Aside from the scientific professions, there is a whole range of service workers overseeing operations and outreach, from business analysts who fine-tune company strategy to policy analysts who lobby on behalf of the industry.
Whatever the specific type of biorefinery, operation will involve identifying methods of waste reduction so the plant can operate at maximum efficiency.
Services
Every segment of the bioeconomy will also need supporting logistical services that allow it to function and get biomass and biobased products to its markets. Machinery, energy, and transport will be paramount as expanded bioeconomy sectors may mean new basic infrastructure, such as roads. There may also be a demand for educators to train or retrain workers for new roles demanded by biobased value chains.
An expanded bioeconomy will raise demand for technical service roles. Regulatory consultants will be in demand to help align businesses with environmental and sustainability compliance laws. Business and policymakers will demand life-cycle analysis practitioners, who specialise in quantifying the environmental impacts of a product from extraction to end-of-life, accounting for ecologically relevant interactions between different supply chains and industries.
A circular bioeconomy goes one step further than a bioeconomy, where goods are made from renewable materials: it is an economy where all waste byproducts and products at the end of their life can be taken apart and get used as raw material inputs for higher-value goods.
Growth in a circular bioeconomy will demand workers that have a general knowledge of sustainable procurement and agronomy. Setting up more circular supply chains will also require workers who can design new products or systems along sustainable principles. These engineering and design roles will generate new business and consumption models, such as leasing or sharing models that could support a more circular economy, or adapting old products to become more sustainable.
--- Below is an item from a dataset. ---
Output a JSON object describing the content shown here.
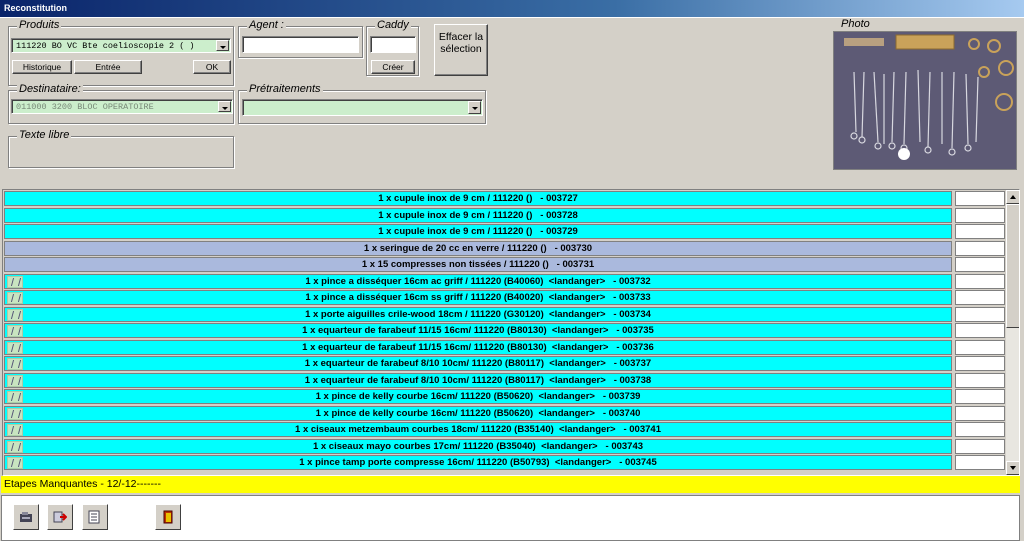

Data analysis and management will be key to this.
A just transition
Bioeconomy growth can offer meaningful, well-paid jobs in more sustainable industries. Yet as with all economic shifts, there will be other sectors that lose out. In order to achieve a just transition, the worker impacts of social dislocation need to be softened.
It is often the case that biorefineries get rid of the need for low-skilled workers in the economy overall. For example, researchers studying the impact of biorefineries on the local labour force have found that they can reduce the number of jobs in the agricultural sector.
The mechanism at work here may be that when biorefineries draw workers away from farms, the farms replace these jobs permanently with labour-saving technologies. The net result may be an overall reduction in the number of jobs in the economy.
Extensive training programmes may ward against this. A good model for this is the Swedish Job Security Councils (JSCs) that help workers after they get their redundancy notice. Their activities include counselling, coaching, and skills development activities provided through personal advisors assigned to individual workers. Led by unions, they have no state involvement and so are not affected by shifts in policy or public finances.
Designing retraining programmes requires anticipating what skills a changing economy will require. In France, the economic monitoring body the National Observatory for Green Economy Jobs and Skills carries out this function, providing research and data that helps guide labour market policy.